Oh, Innocents, as you set out on your first trip abroad, don't let yourself be bullied by the boastful! Call the steward a waiter, call the port-hole a window, call the promenade deck the front porch, but call oh, call the transatlantic bully down! Be ready for him the instant he bawls that he's a member of the Travellers' Club. For the rest, be the ingenuous traveller, if you like. Be the man who has a mania for sitting at the captain's table, the man who goes abroad to get a lot of labels on his suit-case, the man who buys a set on Broadway (for two dollars) and sticks them on at home, the man who howls when bands play "Dixie," the man who wears the Stars and Stripes upon his hat, the man who gambles with the racy-looking stranger underneath the warning smoke-room sign (and stops payment on the cheque by cable), be personally conducted, be anything you like; but if you ever get to patronising people who are sea-sick, if you ever get to being proud of having crossed the ocean oftener than little Kansas City lawyers, do this:
Wait until the ship is settled for the night, go out on the dark deck, step over to the rail, and place the left hand lightly but firmly upon it. Then give an upward and outward jump, raising the feet and legs to the right, in such manner as to permit them to pass freely over the obstruction.

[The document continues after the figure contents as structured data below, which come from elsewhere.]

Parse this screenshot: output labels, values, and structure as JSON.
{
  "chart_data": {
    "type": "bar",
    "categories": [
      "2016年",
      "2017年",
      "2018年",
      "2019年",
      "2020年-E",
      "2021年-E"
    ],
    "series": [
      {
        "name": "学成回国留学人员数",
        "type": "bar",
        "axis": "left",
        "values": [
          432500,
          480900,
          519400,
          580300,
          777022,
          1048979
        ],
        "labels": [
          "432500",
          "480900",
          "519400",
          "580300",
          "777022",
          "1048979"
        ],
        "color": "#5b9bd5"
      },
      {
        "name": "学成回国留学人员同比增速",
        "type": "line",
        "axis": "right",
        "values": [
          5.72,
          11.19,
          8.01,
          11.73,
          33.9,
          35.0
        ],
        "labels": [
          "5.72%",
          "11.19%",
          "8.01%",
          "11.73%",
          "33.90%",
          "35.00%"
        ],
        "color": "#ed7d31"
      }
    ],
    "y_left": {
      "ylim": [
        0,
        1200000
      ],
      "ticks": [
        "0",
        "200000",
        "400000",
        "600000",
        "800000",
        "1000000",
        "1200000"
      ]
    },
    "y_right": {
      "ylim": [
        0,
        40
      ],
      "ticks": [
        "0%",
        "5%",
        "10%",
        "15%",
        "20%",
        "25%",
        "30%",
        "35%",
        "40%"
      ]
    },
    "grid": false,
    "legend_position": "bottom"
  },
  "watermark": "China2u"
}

When they are well over, remove the left hand from the rail. This is called vaulting. The water may be cold, but you won't mind it very long. And one word more: Don't gurgle; somebody might hear you and stupidly spoil all by crying out, "Man overboard!"
If you decide to "end it all"—which, I believe, is the expression adopted by the best authorities—there is one humane suggestion I would make. End it before the ship's concert. There's absolutely no use in just living on and saying you won't go to the concert, for that is just what everybody else says, yet everybody always goes. There is a horrible fascination about a ship's concert, something hypnotic that draws you, very much against your word and will. I always think of it as a sort of awful antidote that is given to the passengers to counteract the poison of the steady boredom of the ship. It is an event in the voyage, just as the appendicitis operation is an event in life. And as the only people who enjoy the appendicitis operation are the doctors, the only people who go gaily to the concert are those who go there to perform.
The chairman, for instance, enjoys it very much. He is a peer, a member of Parliament, or the United States consul at Shepherd's Bush, and he begins his speech by stating that the proceeds of the entertainment will be equally divided between the Seamen's Funds of New York and Liverpool, or somewhere else. It is then necessary to explain what seamen are. They are "these brave, watchful fellows who have our lives in their hands." At this, the chairman looks at the table stewards, who stand about the walls with their napkins and their middle-class grins; brave, watchful fellows trying to look as if they really held our lives and not our dinners in their hands.